There remains a large pool of MDR- and XDR-TB cases that are untreated and are a potential source of drug resistant TB in the various communities [1]. There is a need for united efforts from the continent to improve case detection and treatment for prevention and control of drug resistant TB. Further, high mortality rates have been observed in MDR- and XDR-TB patients and this is worsened by co-infection with HIV [56]. This places emphasis on the need to strengthen the integration of HIV/TB screening and treatment in Africa.

The main challenge for TB activities across the continent is the lack of adequate funding. The majority of countries receive limited funding toward the national TB program with almost a third of the budget being unfunded on average in Africa [1]. Addressing this shortcoming will require collaborative efforts from global funders as well as domestic support from local government. Concerns regarding international funding increased following the proposed budget cuts after the election of Donald Trump as the president of the USA and after the” Brexit” vote in the UK [101, 102]. Changes from the major global TB funders could result in the disintegration of already weak TB control programs in developing countries across the world.

Political instability is a source for concern as it leads to failing of health care infrastructure which in turn results in poor surveillance and treatment efforts. This has been demonstrated in migrant population groups with high rates of untreated drug resistant TB being found in these groups [94]. There is a need to develop and implement rigorous TB screening and treatment of migrants and TB suspects across Africa. This is however made difficult by the poor laboratory infrastructure such as lack of rapid diagnostic techniques for these highly mobile population groups.

Conclusions

Through molecular epidemiology, it has been demonstrated that drug resistant TB which is endemic in parts of Africa is both acquired and transmitted. Acquired drug resistant TB is largely driven by inadequate treatment, as seen in the case of standardized treatment in the absence of DST results, and non-adherence to treatment. On the other hand, drug resistant TB has been demonstrated to be transmitted in communities and hospital outbreaks have been reported mainly due to poor IPC measures. On average, the treatment success rates for MDR- and XDR-TB are low for Africa, 54 and 28% respectively.

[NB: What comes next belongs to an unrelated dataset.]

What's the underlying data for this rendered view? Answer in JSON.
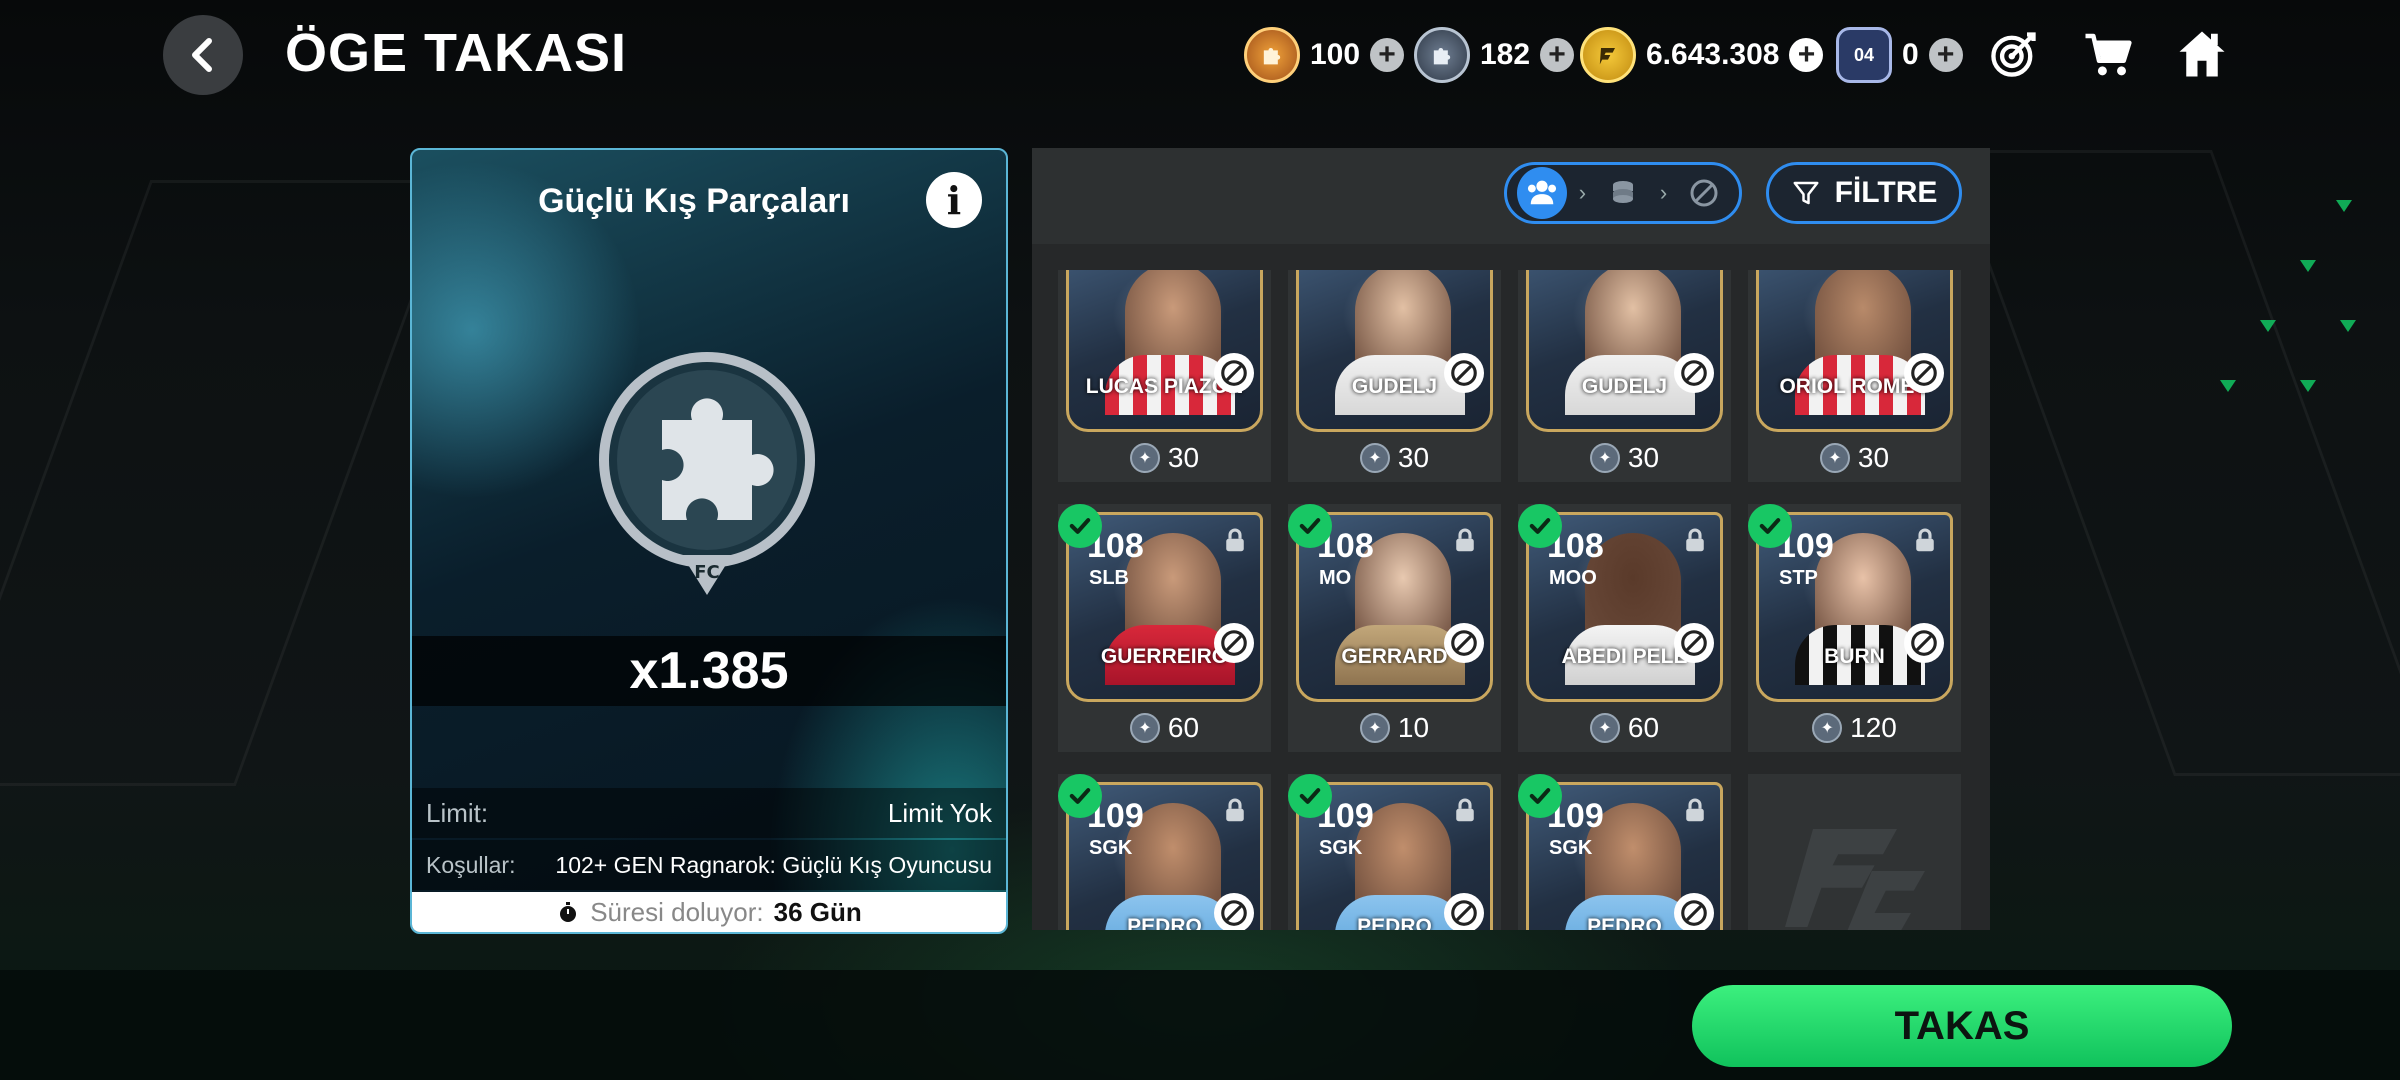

The gap in knowledge on the transmission dynamics and molecular epidemiology of drug resistant TB across the continent is a hindrance in the management of drug resistant TB and calls for improved surveillance efforts. Molecular epidemiological studies play an important role in understanding the transmission dynamics of drug resistant TB across Africa, and will play a part in addressing this knowledge gap. Addressing these key knowledge gaps will guide effective TB treatment in high risk population groups. Additional studies are required to better understand the epidemiology and associated factors of drug resistant TB in Africa as a whole.